TransWikia.com

Can features that are the same in every sample contribute to learning?

Data Science Asked by Kalanos on September 1, 2021

For simplicity, let’s say that I am monitoring 4 sensors for an ongoing metric.

The first column is the sensor ID and the second column is the sensor type.

[
  [
    [0, 0, 0.123],
    [1, 0, 0.456],
    [2, 1, 0.789],
    [3, 1, 0.555]
  ],
  [
    [0, 0, 0.987],
    [1, 0, 0.654],
    [2, 1, 0.321],
    [3, 1, 0.666]     
  ],
  [
    [0, 0, 0.591],
    [1, 0, 0.824],
    [2, 1, 0.760],
    [3, 1, 0.888]      
  ]
]

If the first two columns are always the same values, will a CNN or an LSTM be able to learn from these columns or are they just redundant?

In my mind, the sensor ID could correspond with a postion on the map where different metrics are observed.
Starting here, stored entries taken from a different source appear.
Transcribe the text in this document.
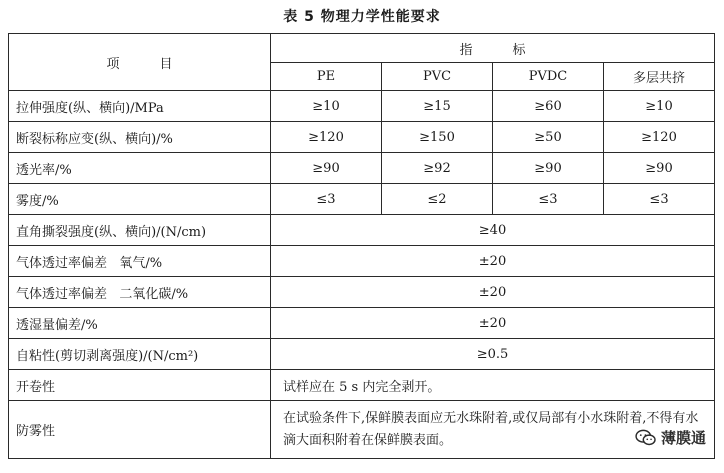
表 5 物理力学性能要求
项目	指标			
	PE	PVC	PVDC	多层共挤
拉伸强度(纵、横向)/MPa	≥10	≥15	≥60	≥10
断裂标称应变(纵、横向)/%	≥120	≥150	≥50	≥120
透光率/%	≥90	≥92	≥90	≥90
雾度/%	≤3	≤2	≤3	≤3
直角撕裂强度(纵、横向)/(N/cm)	≥40			
气体透过率偏差   氧气/%	±20			
气体透过率偏差   二氧化碳/%	±20			
透湿量偏差/%	±20			
自粘性(剪切剥离强度)/(N/cm²)	≥0.5			
开卷性	试样应在 5 s 内完全剥开。			
防雾性	在试验条件下,保鲜膜表面应无水珠附着,或仅局部有小水珠附着,不得有水滴大面积附着在保鲜膜表面。				薄膜通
Or the sensor type could correspond with some sort of sensitivity in the metric. But am I just kidding myself if they are the same in every sample?

I don’t want to provide unnecessary dimensionality to the model.

One Answer

It has no value if it is same for all the training set.

Let's say, you are using a global health dataset for Life expectancy then country code can be a useful feature. It might contain hidden information.


But if you are doing the same analysis for one country e.g. India, keeping a feature country which has only one value e.g. India, will be of no use.
It will not show any variance, now the variance is shifted to States instead of Country compared to the last example.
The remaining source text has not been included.